Police tighten drug control


Confiscated: Comm Razarudin (right) with Johor police chief Comm Datuk Ayob Khan Mydin Pitchay (middle) looking at the seized drugs during a press conference at state police headquarters in Johor Baru. — THOMAS YONG/The Star

JOHOR BARU: Bukit Aman will hold a discussion with the Customs Department to ensure that the country does not become a transit point for drug smuggling.

This follows two incidents of international drug syndicates using Malaysia’s seaports to smuggle the illegal substances.

The latest bust found drugs worth RM14.3mil hidden among coffee beans at Port of Tanjung Pelepas (PTP).

Bukit Aman Narcotics Crime Investigation Department (NCID) director Comm Datuk Razarudin Husain said this comes as seaports in the country were under the jurisdiction of the Customs Department.

“We will be holding a meeting soon with the Customs Department to ensure that Malaysia does not become a transit point for drug smuggling.

“Ports are prohibited areas under the jurisdiction of the Customs Department,” he said in a press conference held at the Johor police headquarters yesterday.

Comm Razarudin added that close working cooperation including sharing of information between Malaysian police and their counterparts, from countries such as Australia, New Zealand, Indonesia, Hong Kong, Philippines, and Greece, have assisted in curbing international drug trafficking.

He said that last Friday, the Philippines Drug Enforcement Agency channelled information regarding a shipment from Guatemala enroute to Malaysia, that was ferrying drugs to the Philippines.

Comm Razarudin said the container was part of a transshipment that went from Guatemala, Panama, Shanghai, to PTP here before ending its journey in Manila.

“Following such information, together with the Customs Department, we inspected a container at PTP on Saturday where it went through a scanning device and revealed major differences in its consignment.

“The consignment had been declared as coffee beans in 100 sacks but further checks found methamphetamine hidden inside 14 sacks weighing 398kg valued at RM14.3mil,” he said, adding that the drugs would have been supplied to almost two million addicts in the Philippines.
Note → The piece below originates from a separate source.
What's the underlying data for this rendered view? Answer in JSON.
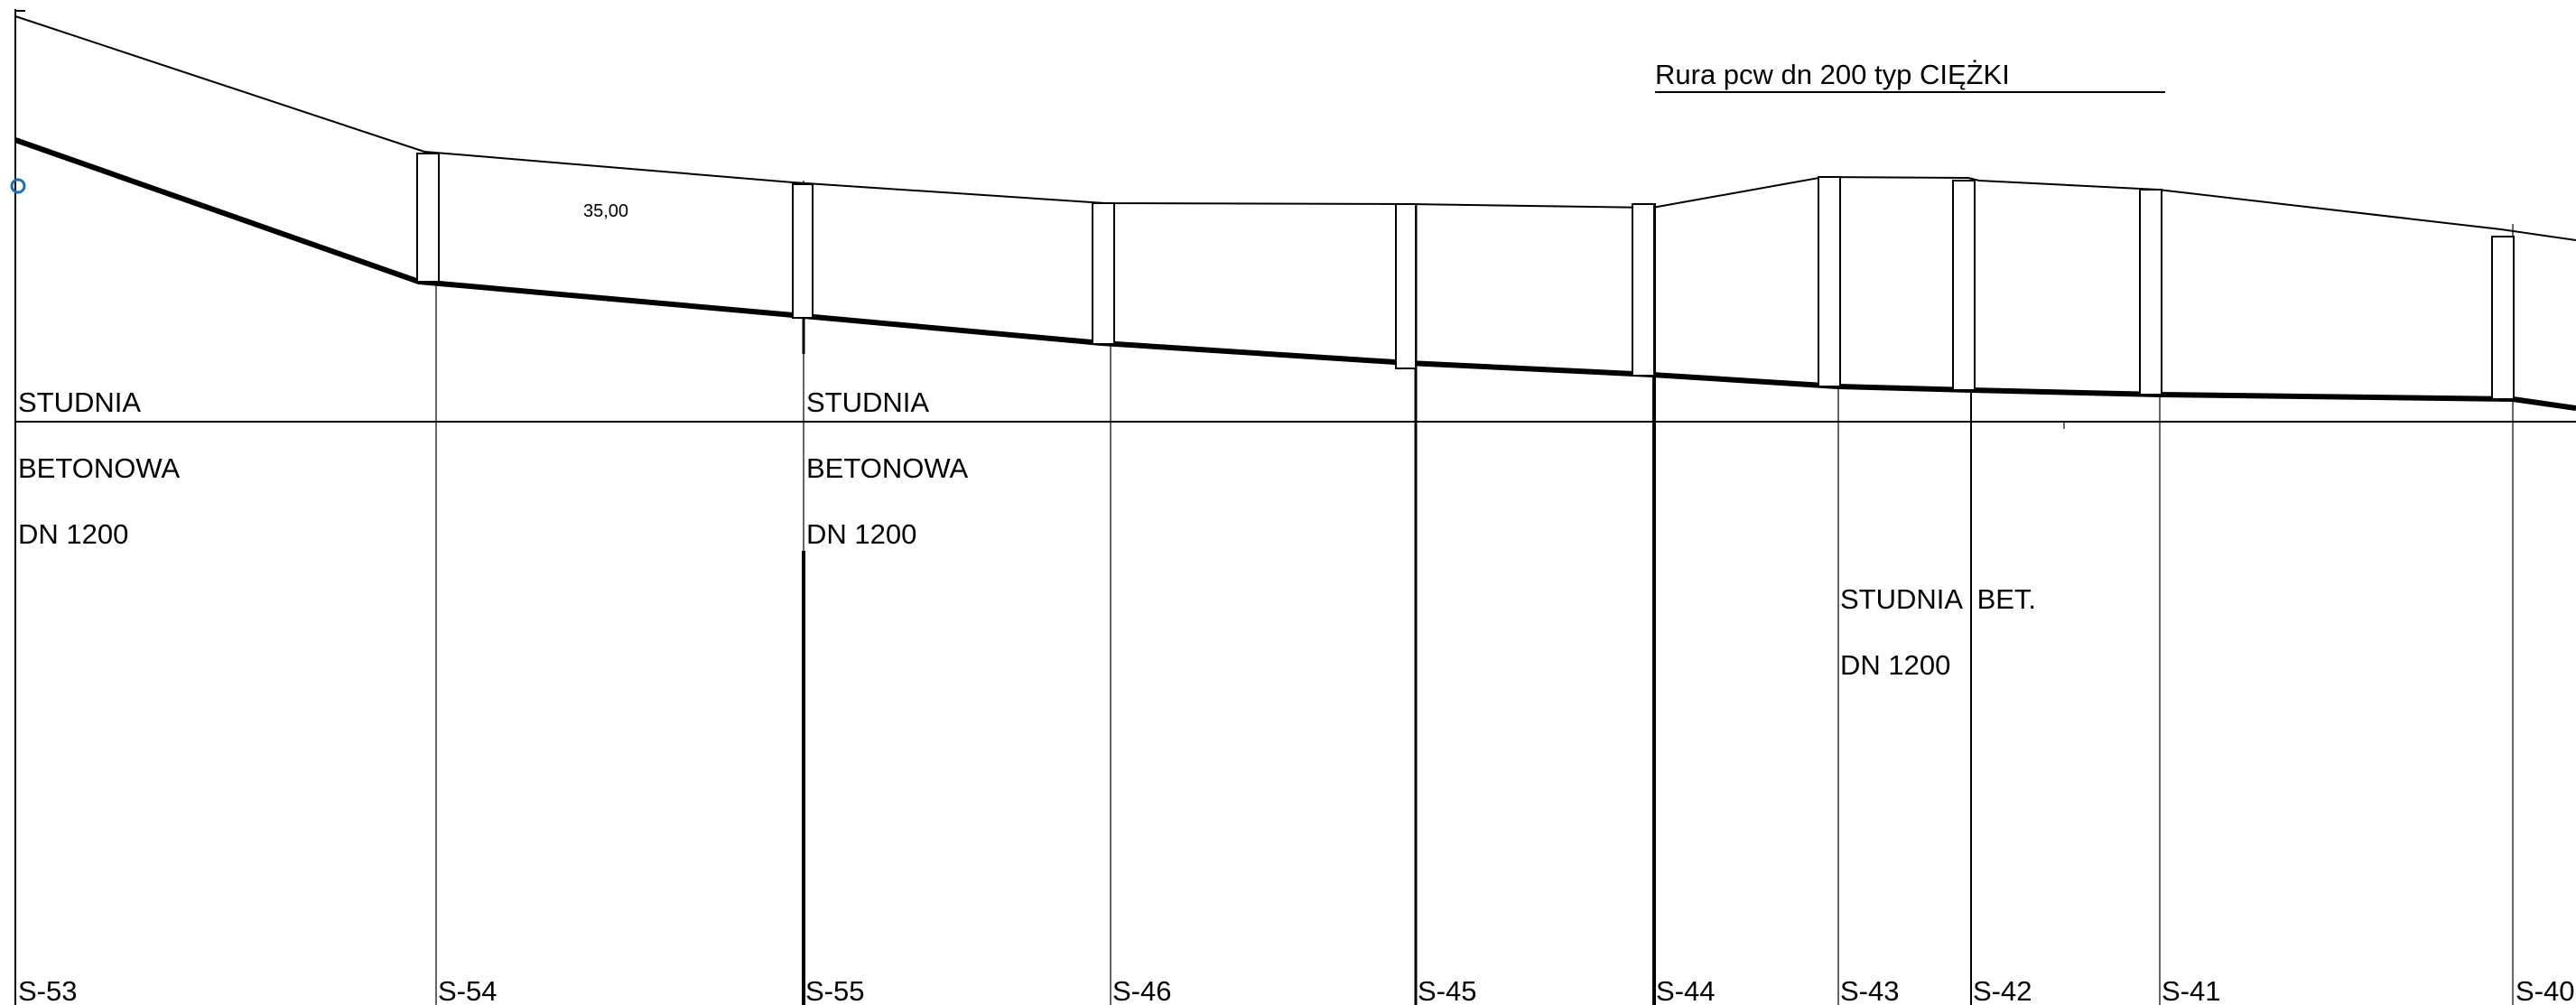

On updates regarding a Malaysian who was arrested in Melbourne for alleged drug smuggling, Comm Razarudin did not rule out the suspect being part of a major drug syndicate.

“It is unlikely that the 38-year-old man is just a drug mule as he has been entering Australia since January last year. We are still gathering information from our Australian counterparts and it may take us a week to a month to investigate as we need quality information to investigate thoroughly,” he said.

It was reported that Australian police seized the largest heroin shipment ever detected in the country, worth an estimated A$140mil (RM432mil) and arrested a Malaysian in the process.

Australian police said the 450kg shipment was detected in a sea freight container of ceramic tiles sent from Malaysia and addressed to a Melbourne business.

The suspect was charged with importing and attempted possession of a commercial quantity of a border-controlled drug.